I think it’s unfair to lump weight loss injections in with harmful habits. Losing weight is a healthy thing to do and the injections in themselves are not harmful.

footgoldcycle · 11/09/2024 19:19

Catza · 11/09/2024 12:30

Reports about second hand smoke only appeared around 2006 and swiftly led to smoking ban in public places all over the western world. How can you be so judgmental to call people selfish for doing something they didn't know was dangerous?

They didn't. I remember writing about time in my GCSE's in the mid 90s

gamerchick · 11/09/2024 19:20

HotCrossBunplease · 11/09/2024 19:16

I think it’s unfair to lump weight loss injections in with harmful habits. Losing weight is a healthy thing to do and the injections in themselves are not harmful.

Dunno, I watched I am legend. The epidemic of those injections is twilight zone territory. Curious to see how many people complain of gallstones on here in the next few years me.

HotCrossBunplease · 11/09/2024 19:23

gamerchick · 11/09/2024 19:20

Dunno, I watched I am legend. The epidemic of those injections is twilight zone territory. Curious to see how many people complain of gallstones on here in the next few years me.

Being fat puts you at higher risk of gallstones (and so many other conditions) than using a weight loss injection.

Createausername1970 · 11/09/2024 19:28

And in the office.

I frequently had to wipe the fag ash off the glass on the photocopier to get a non-smudgy copy.

My colleague set fire to her bin a few times. It was a wicker type, so when she chucked her mug of tea in to put the fire out, the tea flowed out the wicker. They gave her a metal bin eventually, mainly because the cleaners complained about the ashy/tea mess on the carpet. No-one batted an eyelid about the bin actually being on fire!

Different times.

doneandone · 11/09/2024 19:33

Knickerbockergrolia · 11/09/2024 11:57

Yes - 70s, 80s and 90s (think they eventually stopped around the 00s due to serious health conditions). I HATED it but was bulldozed with 'it's our house we'll do what we want'. I wasn't given the space or freedom to consider that it was also MY home and I had not choice as I was a child. It's unthinkable now, but that's the way I was taught to expect things to be :(

Edited

Similar to me too, I absolutely hated it!

caringcarer · 11/09/2024 19:34

My dh's parents both smoked like trains in the house years ago. He said when he went out to.play sports when he returned he had to walk into a cloud of smog.

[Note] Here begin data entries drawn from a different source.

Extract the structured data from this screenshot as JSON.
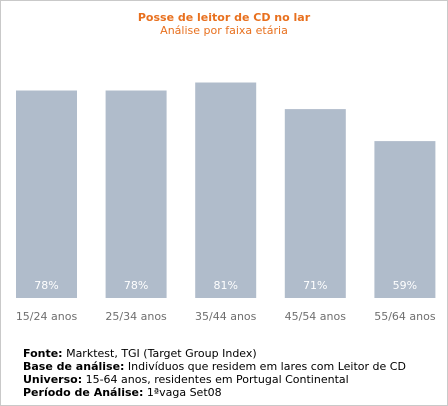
{
  "chart_data": {
    "type": "bar",
    "title": "Posse de leitor de CD no lar",
    "subtitle": "Análise por faixa etária",
    "categories": [
      "15/24 anos",
      "25/34 anos",
      "35/44 anos",
      "45/54 anos",
      "55/64 anos"
    ],
    "values": [
      78,
      78,
      81,
      71,
      59
    ],
    "data_labels": [
      "78%",
      "78%",
      "81%",
      "71%",
      "59%"
    ],
    "unit": "%",
    "ylim": [
      0,
      100
    ],
    "grid": false,
    "legend": "none"
  },
  "colors": {
    "title": "#e8701e",
    "bar": "#b0bccb",
    "bar_label": "#ffffff",
    "category_label": "#6f6f6f"
  },
  "footer": [
    {
      "label": "Fonte:",
      "text": " Marktest, TGI (Target Group Index)"
    },
    {
      "label": "Base de análise:",
      "text": " Indivíduos que residem em lares com Leitor de CD"
    },
    {
      "label": "Universo:",
      "text": " 15-64 anos, residentes em Portugal Continental"
    },
    {
      "label": "Período de Análise:",
      "text": " 1ªvaga Set08"
    }
  ]
}
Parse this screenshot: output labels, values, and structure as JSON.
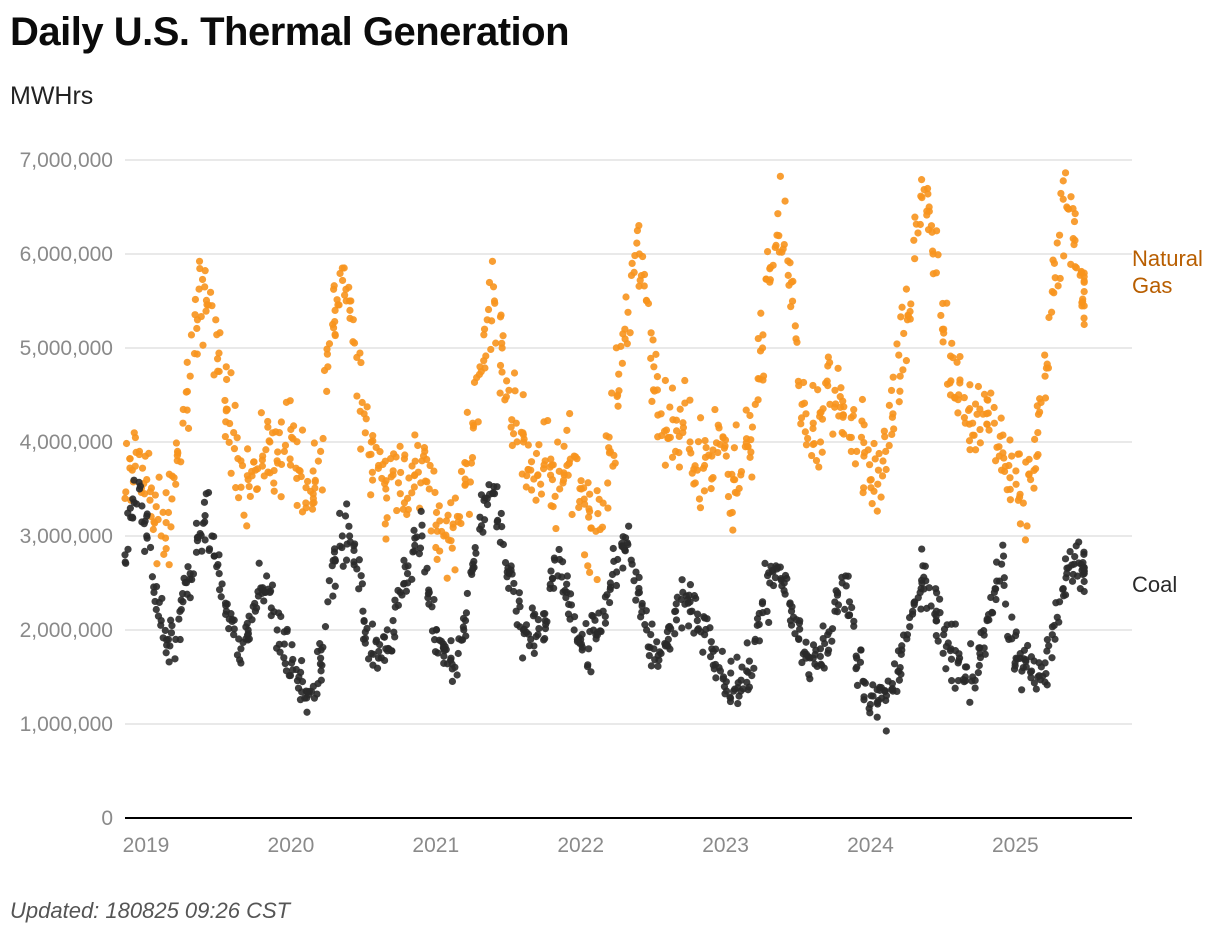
{
  "title": "Daily U.S. Thermal Generation",
  "footer": "Updated: 180825 09:26 CST",
  "colors": {
    "natural_gas": "#f7941d",
    "natural_gas_label": "#b85e00",
    "coal": "#2a2a2a",
    "coal_label": "#2a2a2a",
    "grid": "#e2e2e2",
    "axis": "#000000"
  },
  "chart_data": {
    "type": "scatter",
    "title": "Daily U.S. Thermal Generation",
    "xlabel": "",
    "ylabel": "MWHrs",
    "xlim": [
      2019.0,
      2025.95
    ],
    "ylim": [
      0,
      7000000
    ],
    "x_ticks": [
      2019,
      2020,
      2021,
      2022,
      2023,
      2024,
      2025
    ],
    "x_tick_labels": [
      "2019",
      "2020",
      "2021",
      "2022",
      "2023",
      "2024",
      "2025"
    ],
    "y_ticks": [
      0,
      1000000,
      2000000,
      3000000,
      4000000,
      5000000,
      6000000,
      7000000
    ],
    "y_tick_labels": [
      "0",
      "1,000,000",
      "2,000,000",
      "3,000,000",
      "4,000,000",
      "5,000,000",
      "6,000,000",
      "7,000,000"
    ],
    "grid": true,
    "legend": "direct labels at right end of each series",
    "resolution": "weekly approximation of daily series",
    "series": [
      {
        "name": "Natural Gas",
        "label_lines": [
          "Natural",
          "Gas"
        ],
        "x": [
          2019.0,
          2019.05,
          2019.1,
          2019.15,
          2019.2,
          2019.25,
          2019.3,
          2019.35,
          2019.4,
          2019.45,
          2019.5,
          2019.55,
          2019.6,
          2019.65,
          2019.7,
          2019.75,
          2019.8,
          2019.85,
          2019.9,
          2019.95,
          2020.0,
          2020.05,
          2020.1,
          2020.15,
          2020.2,
          2020.25,
          2020.3,
          2020.35,
          2020.4,
          2020.45,
          2020.5,
          2020.55,
          2020.6,
          2020.65,
          2020.7,
          2020.75,
          2020.8,
          2020.85,
          2020.9,
          2020.95,
          2021.0,
          2021.05,
          2021.1,
          2021.15,
          2021.2,
          2021.25,
          2021.3,
          2021.35,
          2021.4,
          2021.45,
          2021.5,
          2021.55,
          2021.6,
          2021.65,
          2021.7,
          2021.75,
          2021.8,
          2021.85,
          2021.9,
          2021.95,
          2022.0,
          2022.05,
          2022.1,
          2022.15,
          2022.2,
          2022.25,
          2022.3,
          2022.35,
          2022.4,
          2022.45,
          2022.5,
          2022.55,
          2022.6,
          2022.65,
          2022.7,
          2022.75,
          2022.8,
          2022.85,
          2022.9,
          2022.95,
          2023.0,
          2023.05,
          2023.1,
          2023.15,
          2023.2,
          2023.25,
          2023.3,
          2023.35,
          2023.4,
          2023.45,
          2023.5,
          2023.55,
          2023.6,
          2023.65,
          2023.7,
          2023.75,
          2023.8,
          2023.85,
          2023.9,
          2023.95,
          2024.0,
          2024.05,
          2024.1,
          2024.15,
          2024.2,
          2024.25,
          2024.3,
          2024.35,
          2024.4,
          2024.45,
          2024.5,
          2024.55,
          2024.6,
          2024.65,
          2024.7,
          2024.75,
          2024.8,
          2024.85,
          2024.9,
          2024.95,
          2025.0,
          2025.05,
          2025.1,
          2025.15,
          2025.2,
          2025.25,
          2025.3,
          2025.35,
          2025.4,
          2025.45,
          2025.5,
          2025.55,
          2025.6,
          2025.62
        ],
        "values": [
          3400000,
          3700000,
          3900000,
          3600000,
          3150000,
          3000000,
          3250000,
          3550000,
          4200000,
          4700000,
          5300000,
          5650000,
          5450000,
          4750000,
          4350000,
          4100000,
          3800000,
          3600000,
          3700000,
          3850000,
          4000000,
          3800000,
          3900000,
          4050000,
          3700000,
          3300000,
          3400000,
          3900000,
          4800000,
          5400000,
          5850000,
          5500000,
          4900000,
          4300000,
          4000000,
          3750000,
          3500000,
          3650000,
          3450000,
          3400000,
          3650000,
          3800000,
          3500000,
          3250000,
          3000000,
          2950000,
          3150000,
          3550000,
          4200000,
          4800000,
          5300000,
          5500000,
          5050000,
          4550000,
          4200000,
          4000000,
          3700000,
          3650000,
          3800000,
          3600000,
          3500000,
          3750000,
          3850000,
          3500000,
          3200000,
          3050000,
          3350000,
          3900000,
          4500000,
          5200000,
          5900000,
          6000000,
          5500000,
          4800000,
          4300000,
          4050000,
          3900000,
          4100000,
          4000000,
          3700000,
          3750000,
          3850000,
          4150000,
          3850000,
          3600000,
          3650000,
          3950000,
          4400000,
          5000000,
          5700000,
          6200000,
          6100000,
          5700000,
          4600000,
          4300000,
          4200000,
          4000000,
          4600000,
          4550000,
          4100000,
          4050000,
          3900000,
          3850000,
          3600000,
          3700000,
          3900000,
          4300000,
          4700000,
          5300000,
          5950000,
          6600000,
          6500000,
          5800000,
          5200000,
          4650000,
          4450000,
          4200000,
          4200000,
          4350000,
          4450000,
          4200000,
          3700000,
          3750000,
          3550000,
          3350000,
          3600000,
          4100000,
          4700000,
          5600000,
          6200000,
          6500000,
          6100000,
          5800000,
          5600000
        ]
      },
      {
        "name": "Coal",
        "label_lines": [
          "Coal"
        ],
        "x": [
          2019.0,
          2019.05,
          2019.1,
          2019.15,
          2019.2,
          2019.25,
          2019.3,
          2019.35,
          2019.4,
          2019.45,
          2019.5,
          2019.55,
          2019.6,
          2019.65,
          2019.7,
          2019.75,
          2019.8,
          2019.85,
          2019.9,
          2019.95,
          2020.0,
          2020.05,
          2020.1,
          2020.15,
          2020.2,
          2020.25,
          2020.3,
          2020.35,
          2020.4,
          2020.45,
          2020.5,
          2020.55,
          2020.6,
          2020.65,
          2020.7,
          2020.75,
          2020.8,
          2020.85,
          2020.9,
          2020.95,
          2021.0,
          2021.05,
          2021.1,
          2021.15,
          2021.2,
          2021.25,
          2021.3,
          2021.35,
          2021.4,
          2021.45,
          2021.5,
          2021.55,
          2021.6,
          2021.65,
          2021.7,
          2021.75,
          2021.8,
          2021.85,
          2021.9,
          2021.95,
          2022.0,
          2022.05,
          2022.1,
          2022.15,
          2022.2,
          2022.25,
          2022.3,
          2022.35,
          2022.4,
          2022.45,
          2022.5,
          2022.55,
          2022.6,
          2022.65,
          2022.7,
          2022.75,
          2022.8,
          2022.85,
          2022.9,
          2022.95,
          2023.0,
          2023.05,
          2023.1,
          2023.15,
          2023.2,
          2023.25,
          2023.3,
          2023.35,
          2023.4,
          2023.45,
          2023.5,
          2023.55,
          2023.6,
          2023.65,
          2023.7,
          2023.75,
          2023.8,
          2023.85,
          2023.9,
          2023.95,
          2024.0,
          2024.05,
          2024.1,
          2024.15,
          2024.2,
          2024.25,
          2024.3,
          2024.35,
          2024.4,
          2024.45,
          2024.5,
          2024.55,
          2024.6,
          2024.65,
          2024.7,
          2024.75,
          2024.8,
          2024.85,
          2024.9,
          2024.95,
          2025.0,
          2025.05,
          2025.1,
          2025.15,
          2025.2,
          2025.25,
          2025.3,
          2025.35,
          2025.4,
          2025.45,
          2025.5,
          2025.55,
          2025.6,
          2025.62
        ],
        "values": [
          2800000,
          3200000,
          3500000,
          3000000,
          2400000,
          2100000,
          1900000,
          1900000,
          2300000,
          2600000,
          2950000,
          3150000,
          3000000,
          2600000,
          2200000,
          1950000,
          1800000,
          2000000,
          2200000,
          2450000,
          2400000,
          2000000,
          1850000,
          1650000,
          1500000,
          1350000,
          1400000,
          1700000,
          2300000,
          2750000,
          3000000,
          3000000,
          2650000,
          2100000,
          1750000,
          1700000,
          1800000,
          2100000,
          2400000,
          2600000,
          2900000,
          3000000,
          2400000,
          2000000,
          1800000,
          1700000,
          1750000,
          2100000,
          2700000,
          3200000,
          3400000,
          3450000,
          3100000,
          2600000,
          2200000,
          2000000,
          1900000,
          1950000,
          2100000,
          2550000,
          2750000,
          2400000,
          2000000,
          1850000,
          1800000,
          1950000,
          2200000,
          2500000,
          2750000,
          2850000,
          2700000,
          2400000,
          2000000,
          1800000,
          1750000,
          1900000,
          2200000,
          2400000,
          2300000,
          2100000,
          1950000,
          1800000,
          1600000,
          1450000,
          1350000,
          1350000,
          1550000,
          1900000,
          2300000,
          2500000,
          2650000,
          2500000,
          2200000,
          1900000,
          1700000,
          1700000,
          1800000,
          1950000,
          2200000,
          2500000,
          2300000,
          1700000,
          1450000,
          1300000,
          1250000,
          1250000,
          1350000,
          1600000,
          1950000,
          2300000,
          2500000,
          2450000,
          2200000,
          1950000,
          1800000,
          1650000,
          1500000,
          1500000,
          1750000,
          2100000,
          2400000,
          2700000,
          1900000,
          1700000,
          1600000,
          1550000,
          1500000,
          1650000,
          1950000,
          2300000,
          2600000,
          2700000,
          2700000,
          2600000
        ]
      }
    ]
  }
}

He complained all his clothes stank of smoke and he spent a lot of time out of the house and at his uncles who was a non smoker and after Uni never lived in his childhood home again. He got a flat nearby.

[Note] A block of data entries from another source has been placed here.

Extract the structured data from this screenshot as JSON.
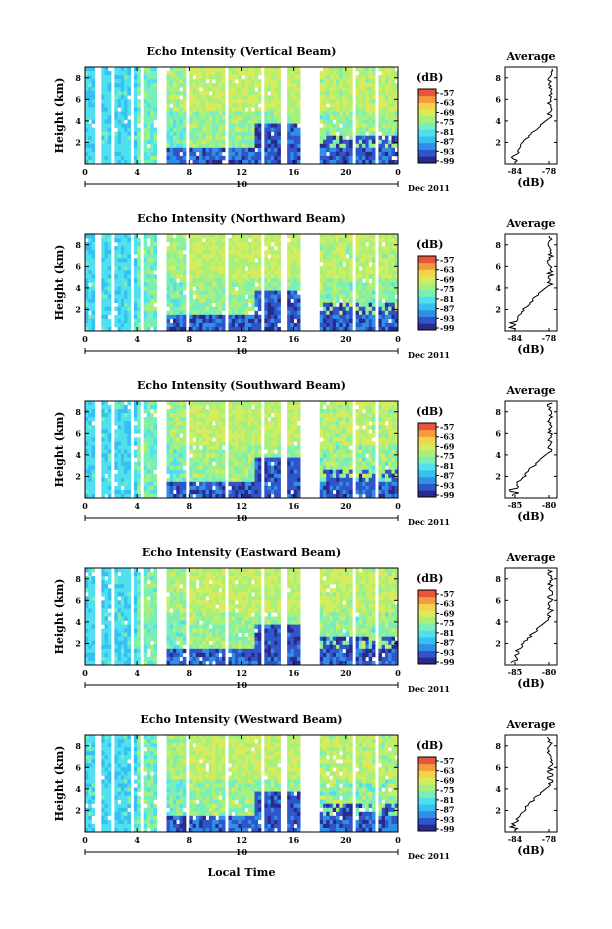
{
  "figure": {
    "xlabel": "Local Time",
    "month_label": "Dec 2011",
    "date_label": "10",
    "colorbar_unit": "(dB)",
    "colorbar_ticks": [
      "-57",
      "-63",
      "-69",
      "-75",
      "-81",
      "-87",
      "-93",
      "-99"
    ],
    "colorbar_colors": [
      "#2a2a8c",
      "#2f55c8",
      "#2f8fe6",
      "#35c0f0",
      "#4fe0f0",
      "#78eeb8",
      "#a8f07c",
      "#d6ec5c",
      "#f4d24a",
      "#f59a3e",
      "#e8553a"
    ],
    "profile_title": "Average",
    "profile_xlabel": "(dB)"
  },
  "chart_data": [
    {
      "type": "heatmap",
      "title": "Echo Intensity (Vertical Beam)",
      "ylabel": "Height (km)",
      "x_ticks": [
        "0",
        "4",
        "8",
        "12",
        "16",
        "20",
        "0"
      ],
      "y_ticks": [
        "8",
        "6",
        "4",
        "2"
      ],
      "profile_x_ticks": [
        "-84",
        "-78"
      ],
      "profile_y_ticks": [
        "8",
        "6",
        "4",
        "2"
      ]
    },
    {
      "type": "heatmap",
      "title": "Echo Intensity (Northward Beam)",
      "ylabel": "Height (km)",
      "x_ticks": [
        "0",
        "4",
        "8",
        "12",
        "16",
        "20",
        "0"
      ],
      "y_ticks": [
        "8",
        "6",
        "4",
        "2"
      ],
      "profile_x_ticks": [
        "-84",
        "-78"
      ],
      "profile_y_ticks": [
        "8",
        "6",
        "4",
        "2"
      ]
    },
    {
      "type": "heatmap",
      "title": "Echo Intensity (Southward Beam)",
      "ylabel": "Height (km)",
      "x_ticks": [
        "0",
        "4",
        "8",
        "12",
        "16",
        "20",
        "0"
      ],
      "y_ticks": [
        "8",
        "6",
        "4",
        "2"
      ],
      "profile_x_ticks": [
        "-85",
        "-80"
      ],
      "profile_y_ticks": [
        "8",
        "6",
        "4",
        "2"
      ]
    },
    {
      "type": "heatmap",
      "title": "Echo Intensity (Eastward Beam)",
      "ylabel": "Height (km)",
      "x_ticks": [
        "0",
        "4",
        "8",
        "12",
        "16",
        "20",
        "0"
      ],
      "y_ticks": [
        "8",
        "6",
        "4",
        "2"
      ],
      "profile_x_ticks": [
        "-85",
        "-80"
      ],
      "profile_y_ticks": [
        "8",
        "6",
        "4",
        "2"
      ]
    },
    {
      "type": "heatmap",
      "title": "Echo Intensity (Westward Beam)",
      "ylabel": "Height (km)",
      "x_ticks": [
        "0",
        "4",
        "8",
        "12",
        "16",
        "20",
        "0"
      ],
      "y_ticks": [
        "8",
        "6",
        "4",
        "2"
      ],
      "profile_x_ticks": [
        "-84",
        "-78"
      ],
      "profile_y_ticks": [
        "8",
        "6",
        "4",
        "2"
      ]
    }
  ]
}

westisbest1982 · 11/09/2024 19:35

Yes and they knew I didn’t like it, but did it anyway. My father died of an unrelated illness, and my mum is still alive but I worry about her getting lung cancer or dementia because of her old 20 a day habit. I worry about myself too - 1 in 10 people who get lung cancer have never smoked.

Evilartsgrad · 11/09/2024 19:37

Howdull · 11/09/2024 11:56

Mine did, 70's 80's and 90's. Don't think they knew about passive smoking then.

They absolutely did know by that time. But they were addicts. Mine smoked like chimneys, DM died from lung cancer and DF from complications of COPD. He had smoked since the age of 14.
I've never smoked and neither do my kids.

Howmanycatsistoomany · 11/09/2024 19:39

Parents and all 4 grandparents smoked in the house and in the car. And it was a total mystery to them why I'd always get car sick, sitting there in the middle of 4 adults puffing away.

saraclara · 11/09/2024 19:44

I was born in 1955. My mum chain smoked throughout her pregnancies and while I lived at home. Everyone smoked in the 60s. My dad only smoked a single cigarette on social occasions, and was unusual in that. I was the only one of my friends who didn't smoke when I was in sixth form.

When I see posts on Mumsnet about people refusing to let someone hold their child because they'd smoked a few hours earlier, I wonder how on earth my generation came into being and survived for so long.

Obviously I'm not condoning smoking indoors or anywhere else. But the fear of some old second hand smoke is a little out of hand, and just more worry for parents.

DeccaM · 11/09/2024 19:48

Oh yes, both of them. Like chimneys. Also in the car. A positive (though unintended) result is that I have never had any desire whatsoever to smoke.